Local authorities have grown increasingly concerned with the number of asylum seekers who are homeless in the city and living in dire conditions. Makeshift camps have cropped up in Paris’s public areas and on the streets, only to be cleared away sporadically by police, at times in tense encounters.
To accommodate for these pressures, the government is building two camps: the first, set to open in mid-October, will house hundreds of men in the north of the city. The second camp will open by year’s end and house women and children in the suburb of Ivry-sur-Seine. Local authorities hope to scale up the camps to accommodate 1,000 refugees, at an estimated cost of £5.4 million ($7.3 million). The camps will provide temporary shelter and medical aid for five to ten days before moving asylum seekers on to longer-term accommodation.

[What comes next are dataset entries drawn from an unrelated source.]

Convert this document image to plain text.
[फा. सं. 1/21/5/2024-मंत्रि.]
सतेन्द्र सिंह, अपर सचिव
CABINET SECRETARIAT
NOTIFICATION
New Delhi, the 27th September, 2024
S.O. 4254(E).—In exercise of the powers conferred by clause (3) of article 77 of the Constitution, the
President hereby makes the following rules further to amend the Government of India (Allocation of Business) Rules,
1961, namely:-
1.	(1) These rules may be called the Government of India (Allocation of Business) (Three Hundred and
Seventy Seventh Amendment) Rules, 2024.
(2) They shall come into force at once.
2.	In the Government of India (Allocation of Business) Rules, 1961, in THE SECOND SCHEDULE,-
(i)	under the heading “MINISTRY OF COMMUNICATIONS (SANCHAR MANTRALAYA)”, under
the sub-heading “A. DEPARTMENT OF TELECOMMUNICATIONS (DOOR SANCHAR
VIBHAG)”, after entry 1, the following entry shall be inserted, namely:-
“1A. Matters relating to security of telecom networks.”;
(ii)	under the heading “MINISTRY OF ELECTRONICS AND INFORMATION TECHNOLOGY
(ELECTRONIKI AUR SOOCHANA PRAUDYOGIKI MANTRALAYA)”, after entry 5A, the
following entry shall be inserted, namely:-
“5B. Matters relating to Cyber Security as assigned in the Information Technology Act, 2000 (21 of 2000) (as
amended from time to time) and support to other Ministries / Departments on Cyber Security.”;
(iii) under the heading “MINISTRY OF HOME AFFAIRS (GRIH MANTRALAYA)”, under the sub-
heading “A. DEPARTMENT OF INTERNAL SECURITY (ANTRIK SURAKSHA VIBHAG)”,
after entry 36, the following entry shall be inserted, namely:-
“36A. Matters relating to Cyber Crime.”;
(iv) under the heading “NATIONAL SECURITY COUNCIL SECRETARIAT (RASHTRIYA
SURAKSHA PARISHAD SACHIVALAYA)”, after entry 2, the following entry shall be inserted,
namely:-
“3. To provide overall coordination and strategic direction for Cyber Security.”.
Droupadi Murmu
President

The government cleared away hundreds of migrants in the city hours before making the announcement, according to the BBC. Earlier this week, French protestors blocked access to the Channel Tunnel and the Calais ferry terminal, causing severe disruption. Protesters called on the government to close and disperse the Calais makeshift refugee camp, known as the jungle. Among the protestors was Calais mayor Natacha Bouchart, who said things were “becoming unbearable and something needs to be done,” according to the BBC.
France’s interior minister has vowed to dismantle the camp, which is now home to between 7,000 and 10,000 migrants and refugees.
On the other side of the border, the UK announced plans to erect a 13-foot high barrier, expected to cost £1.9 million, to stem the flow of migrants.